Magazine Street touts itself as “one of New Orleans’ premier shopping and entertainment districts,” so when developers presented a plan this week to convert a vacant Blockbuster Video at the edge of the Garden District into a new CVS pharmacy, they can hardly have been surprised by the lackluster reaction from residents.
“We don’t need another store to go buy gum and beer,” said Constance Street resident Mindy Decker, noting that another Walgreens is already a few blocks away and suggesting CVS consider Tchoupitoulas instead.
The corner building at Louisiana Avenue and Magazine Street has sat largely vacant since the recent wave of Blockbuster Video closings, though the Subway sandwich shop and Green Tea Chinese Restaurant remain open on the Louisiana Avenue side of the building. Now, CVS hopes to buy the building, renovate it completely, and use the entire space for a pharmacy, said land-use attorney Michael Sherman in a meeting with neighbors Tuesday evening.
Although the corporation had wanted a 24-hour location at the business, Sherman said the development team felt sure that wouldn’t fly with the Garden District neighbors, so they have already scaled back the proposed hours to 8 a.m. to 10 p.m. CVS does plan to sell alcohol, Sherman said, which will require a conditional use permit from the City Council — as does the larger square footage once the store is consolidated.
“We need lots of feedback,” Sherman said. “The application has not even been filed with the city yet.”
The plan, while not especially popular, essentially returns the building to its original use, Sherman said, as it was built for an old Eckerd’s Drug Store. But the building needs serious updating, such as a pedestrian entrance on the Magazine Street side, away from the parking lot. The developers presented a draft of some architectural ideas they have collected, but Sherman said he expects it to be heavily revised based on neighbors’ feedback — mentioning several times the numerous revisions that went into the design of a Walgreens on the upper end of Magazine past Jefferson.
“The major construction is going to be trying to improve the look of the facade,” Sherman said. “What’s clear from tonight is we really have more to do.”
For many residents, the sale of alcohol presented a major problem.
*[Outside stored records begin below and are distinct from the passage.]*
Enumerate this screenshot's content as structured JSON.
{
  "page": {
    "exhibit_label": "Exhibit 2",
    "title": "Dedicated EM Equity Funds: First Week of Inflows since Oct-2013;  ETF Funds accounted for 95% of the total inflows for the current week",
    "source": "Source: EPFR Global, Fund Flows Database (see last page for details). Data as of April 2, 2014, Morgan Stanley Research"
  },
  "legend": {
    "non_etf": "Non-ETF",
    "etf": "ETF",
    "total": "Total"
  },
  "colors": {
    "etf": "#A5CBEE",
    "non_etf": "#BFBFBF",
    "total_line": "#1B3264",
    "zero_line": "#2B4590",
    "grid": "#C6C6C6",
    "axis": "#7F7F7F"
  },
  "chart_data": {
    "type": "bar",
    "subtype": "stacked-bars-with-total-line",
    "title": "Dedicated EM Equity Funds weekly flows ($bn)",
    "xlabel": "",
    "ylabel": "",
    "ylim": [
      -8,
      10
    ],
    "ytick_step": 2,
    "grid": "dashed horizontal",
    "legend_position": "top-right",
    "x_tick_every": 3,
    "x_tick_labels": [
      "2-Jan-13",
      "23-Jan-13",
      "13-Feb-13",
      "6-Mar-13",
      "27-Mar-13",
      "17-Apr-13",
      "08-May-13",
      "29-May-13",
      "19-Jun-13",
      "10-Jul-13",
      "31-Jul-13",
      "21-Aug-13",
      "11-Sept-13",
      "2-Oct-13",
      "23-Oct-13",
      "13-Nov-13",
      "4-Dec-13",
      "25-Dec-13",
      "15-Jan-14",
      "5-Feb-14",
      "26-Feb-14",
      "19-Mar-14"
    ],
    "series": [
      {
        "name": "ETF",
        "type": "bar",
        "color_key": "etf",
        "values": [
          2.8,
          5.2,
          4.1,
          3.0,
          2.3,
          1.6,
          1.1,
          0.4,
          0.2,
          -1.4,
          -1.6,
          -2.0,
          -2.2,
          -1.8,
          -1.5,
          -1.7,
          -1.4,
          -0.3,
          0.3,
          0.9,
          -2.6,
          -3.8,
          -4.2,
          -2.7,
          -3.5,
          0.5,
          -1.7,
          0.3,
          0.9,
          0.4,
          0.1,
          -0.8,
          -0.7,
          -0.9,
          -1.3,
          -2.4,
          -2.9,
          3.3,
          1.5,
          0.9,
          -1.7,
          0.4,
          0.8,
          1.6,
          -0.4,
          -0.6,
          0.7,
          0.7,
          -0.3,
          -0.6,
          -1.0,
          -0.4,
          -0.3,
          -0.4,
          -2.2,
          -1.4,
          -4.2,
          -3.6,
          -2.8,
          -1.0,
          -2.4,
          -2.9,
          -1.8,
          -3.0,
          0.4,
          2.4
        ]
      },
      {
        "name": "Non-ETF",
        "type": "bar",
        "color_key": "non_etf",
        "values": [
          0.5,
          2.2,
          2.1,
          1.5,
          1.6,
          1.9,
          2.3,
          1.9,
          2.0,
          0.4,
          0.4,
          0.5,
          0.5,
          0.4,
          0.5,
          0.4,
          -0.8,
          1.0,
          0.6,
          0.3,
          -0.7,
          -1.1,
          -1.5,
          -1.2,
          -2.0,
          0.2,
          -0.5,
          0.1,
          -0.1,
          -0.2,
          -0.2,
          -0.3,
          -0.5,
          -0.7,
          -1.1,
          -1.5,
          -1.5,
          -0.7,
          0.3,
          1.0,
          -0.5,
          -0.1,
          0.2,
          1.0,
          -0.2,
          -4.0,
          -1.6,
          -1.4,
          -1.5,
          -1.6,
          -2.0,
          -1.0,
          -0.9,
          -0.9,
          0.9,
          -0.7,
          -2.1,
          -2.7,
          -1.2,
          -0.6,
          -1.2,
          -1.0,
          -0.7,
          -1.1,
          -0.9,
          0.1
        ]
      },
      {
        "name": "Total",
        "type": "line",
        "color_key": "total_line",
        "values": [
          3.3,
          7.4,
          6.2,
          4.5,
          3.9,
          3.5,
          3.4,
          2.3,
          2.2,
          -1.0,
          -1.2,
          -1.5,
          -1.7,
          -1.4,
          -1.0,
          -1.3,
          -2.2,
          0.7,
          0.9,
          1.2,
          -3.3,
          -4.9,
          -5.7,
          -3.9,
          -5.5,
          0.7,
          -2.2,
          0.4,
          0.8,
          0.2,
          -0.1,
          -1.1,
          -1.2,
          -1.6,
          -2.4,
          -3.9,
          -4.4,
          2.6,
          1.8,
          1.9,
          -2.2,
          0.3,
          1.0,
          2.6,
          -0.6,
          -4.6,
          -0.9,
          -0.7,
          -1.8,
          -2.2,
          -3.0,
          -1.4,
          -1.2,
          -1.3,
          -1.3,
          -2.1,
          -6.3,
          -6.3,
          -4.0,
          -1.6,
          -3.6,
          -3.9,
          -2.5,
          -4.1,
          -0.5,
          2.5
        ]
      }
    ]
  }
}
Sherman said the store would not sell any alcohol as singles for individual consumption, but neighbors said that the Walgreens down the street has thrived despite an agreement not to sell alcohol. If the CVS receives permission to sell alcohol, they said, the Walgreens will likely feel compelled to follow suit.
James Smoak of the Touro-Bouligny Neighborhood Association told the developers he doubts his group will agree to support any plan that includes alcohol sales.
“I’ve gotten feedback already about alcohol,” Smoak said. “People don’t want it.”
Most of neighbors’ other concerns, such as hours, lighting and litter, Sherman said, can be addressed in a good-neighbor agreement.
“The toughest thing right now — and y’all have been loud and clear — is that you don’t want any alcohol,” Sherman said. “We’re going to discuss that back and forth. But to the extent that it’s ‘zero alcohol’ and not negotiable, there may be an impasse.”
Shelley Landrieu of the Garden District Association said she did not know how her board would vote on the proposal, but they also would clearly prefer a plan like the Walgreens that did not include alcohol sales. In fact, something local would have been far better than a CVS, Landrieu said, but the association is unlikely to try to stop a private property owner from developing their business — the association is grateful that the developers were at least sharing information in advance.
“This would not have been our first choice of what goes there,” Landrieu said. “But you manage the best that you can do. Hopefully we can come up with a better project from where it started.”
In the business next door, Green Tea owner Yung Lau said he will find a new location if the development displaces his restaurant, but he doubts the CVS will ultimately go through. New Orleans prefers local businesses too strongly, he said.
“The whole street will all be pharmacies. What’s the point?” Lau said. “It’s better to have a local store. If it’s all franchises, you’re not doing any good for the neighborhood.”
The proposal must be heard first by the City Planning Commission, and then by the City Council. No dates for those hearings have been set.